Day four – back to work
Today we held a clinic in Ban Pak Seng where we reside, about 53 families came to see us as we treat GIT disorders, chest infections, cold as flus as well as visual disorders with glasses. We are all feeling content to be able to do what we are here for and help the villagers.
As we head to dinner we meet a lot of girls dressed in beautiful traditional gowns and music can be heard in the background. While eating we all debrief about the clinic, what was done well and what could be modified to provide the best care. Alex, our team leader reflects on today and congratulates us on treating 104 patients before an announcement is being made: the children of the village will dance for us tonight.
Demonstrations of the five traditional Lao dances are made and we all look at them in awe. These dances are really graceful and the silky traditional costumes are complimenting their movements. Inviting us to join them some of us become Lao dancer just for the night. When our turn comes to teach them a dance, the Nut Bush was our choice and we all cracked on laughing at the end. Another beautiful night in Laos finished with us all going to join the dancers in their bamboo dance.
Day five – above the clouds under the sunlight
Today I wake up with a certain sense of excitement, and it hasn't rained since yesterday night. Last night we were advised that a dry night meant that we could go and help up in the mountains today. All of us are feeling relieved and hope for a full day of sunshine for us to go up to the village, do our clinic and come down the mountain safely. Today is our last clinical day of the week before we drive back to Luang Prabang for the weekend.

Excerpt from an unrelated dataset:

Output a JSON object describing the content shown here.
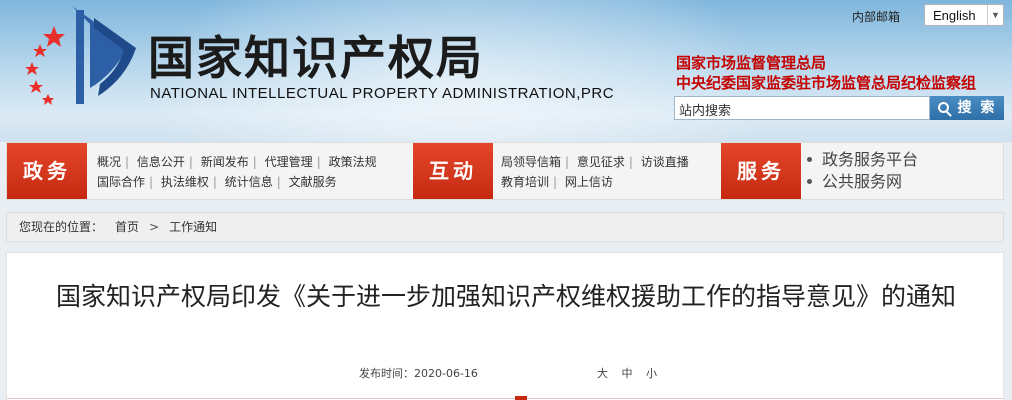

We drive far above the clouds to discover Ban Nung Kam, our clinic home. This village has a population of 630 and they are giving us a warm welcome as the children all line up in front of us. As the clinic starts I go with the antenatal team to check the pregnant women of the Ban Nung Kam. Thankfully all of them are healthy and foetal hearts are amazing to hear. As we wrap up the clinic and head back on the trucks, Juliette, team leader, announces that 154 patients is our count for the day.
The first major challenge I have witnessed on this trip was today, a woman burned her foot by the fire two nights ago and because of the roads she could not get help in the districts hospital. She was in a state of sepsis, tachycardia, arrhythmia, and as we gave her antibiotics we knew that there wasn't anything else we could do.
It is a bittersweet night for me as we all join for dinner enjoying the warm dawn and the feeling of going back to Luang Prabang tomorrow for a weekend of exploration.